プラチナ価格は+30円、0.73%の反発。ECBの利上げフェーズ開始とともにプラチナの下押し圧力も緩和。4110円の節目手前で切り返す形も、9日移動平均線(4153)超には及ばす。これをしっかり上抜けて弱気局面から抜け出すことができれば4220円の節目、21日移動平均線(4226)との攻防へも。この水準を突破することができれば底打ち、反発局面本格化、90日移動平均線(4299)も上抜けて4300円台へと水準を切り上げる展開へ。4110円の節目割れなら下値トライ再開、短期的にも4000円の大台割れを目指す流れに。

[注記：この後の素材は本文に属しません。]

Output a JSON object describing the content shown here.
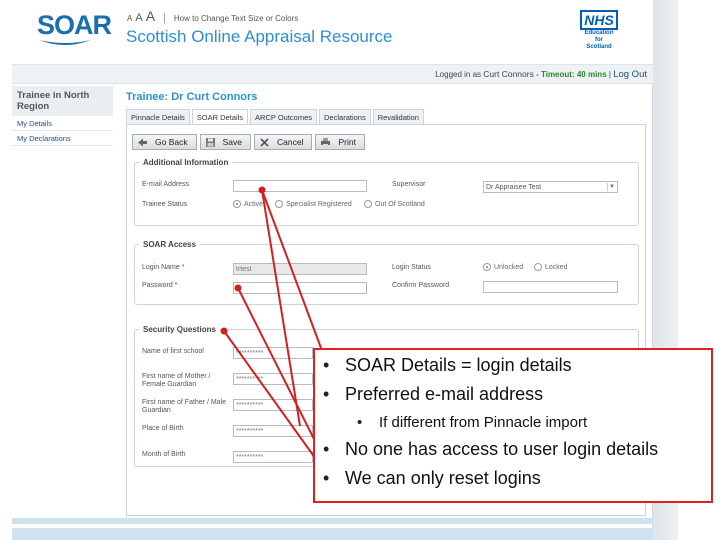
{
  "header": {
    "logo_text": "SOAR",
    "text_size_small": "A",
    "text_size_medium": "A",
    "text_size_large": "A",
    "text_size_link": "How to Change Text Size or Colors",
    "site_title": "Scottish Online Appraisal Resource",
    "nhs_logo": "NHS",
    "nhs_line1": "Education",
    "nhs_line2": "for",
    "nhs_line3": "Scotland"
  },
  "login_bar": {
    "logged_in_as": "Logged in as",
    "user": "Curt Connors",
    "timeout_label": "- Timeout:",
    "timeout_value": "40 mins",
    "separator": "|",
    "logout": "Log Out"
  },
  "sidebar": {
    "region": "Trainee in North Region",
    "items": [
      {
        "label": "My Details"
      },
      {
        "label": "My Declarations"
      }
    ]
  },
  "main": {
    "title": "Trainee: Dr Curt Connors",
    "tabs": [
      {
        "label": "Pinnacle Details"
      },
      {
        "label": "SOAR Details"
      },
      {
        "label": "ARCP Outcomes"
      },
      {
        "label": "Declarations"
      },
      {
        "label": "Revalidation"
      }
    ],
    "active_tab": "SOAR Details",
    "toolbar": {
      "go_back": "Go Back",
      "save": "Save",
      "cancel": "Cancel",
      "print": "Print"
    }
  },
  "additional_info": {
    "legend": "Additional Information",
    "email_label": "E-mail Address",
    "email_value": "",
    "supervisor_label": "Supervisor",
    "supervisor_value": "Dr Appraisee Test",
    "status_label": "Trainee Status",
    "status_options": [
      "Active",
      "Specialist Registered",
      "Out Of Scotland"
    ],
    "status_selected": "Active"
  },
  "soar_access": {
    "legend": "SOAR Access",
    "login_name_label": "Login Name *",
    "login_name_value": "trtest",
    "password_label": "Password *",
    "login_status_label": "Login Status",
    "login_status_options": [
      "Unlocked",
      "Locked"
    ],
    "login_status_selected": "Unlocked",
    "confirm_password_label": "Confirm Password"
  },
  "security": {
    "legend": "Security Questions",
    "questions": [
      {
        "label": "Name of first school",
        "value": "**********"
      },
      {
        "label": "First name of Mother / Female Guardian",
        "value": "**********"
      },
      {
        "label": "First name of Father / Male Guardian",
        "value": "**********"
      },
      {
        "label": "Place of Birth",
        "value": "**********"
      },
      {
        "label": "Month of Birth",
        "value": "**********"
      }
    ]
  },
  "callout": {
    "line1": "SOAR Details = login details",
    "line2": "Preferred e-mail address",
    "line3": "If different from Pinnacle import",
    "line4": "No one has access to user login details",
    "line5": "We can only reset logins",
    "bullet": "•",
    "border_color": "#e02020"
  },
  "colors": {
    "brand_blue": "#1a6fb0",
    "title_blue": "#2f8fcf",
    "link_blue": "#1f4e8c",
    "timeout_green": "#2a8a2a"
  }
}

週間ベースでは+37円、0.9%高で7週ぶりの反発。
※参考:金プラチナ国内価格7/22とチャート

2022年07月22日(金)時点の相場
国内金:8,282 円 7/22(金) ▲48(0.58%)
国内プラチナ:4,147 円 7/22(金) ▲30(0.73%)
NY金:1,713.4 ドル 7/21(木) ▲13.2(0.78%)
NYプラチナ:858.7 ドル 7/21(木) ▲12.2(1.44%)
ドル円:137.32 円 7/21(木) ▼0.95(0.69%)
→7/21(木)のその他主要マーケット指標

←7月総合PMI想定外の50割れ、経済活動縮小はユーロ圏に米国も 07/23(土)
→ユーロ圏消費者信頼感指数、7月は過去最低に 07/21(木)
→実質実効為替レートでは15年ぶり円安で下げ渋り 07/20(水)
→平均時給では伸び率鈍化も中央値では過去最高更新 07/19(火)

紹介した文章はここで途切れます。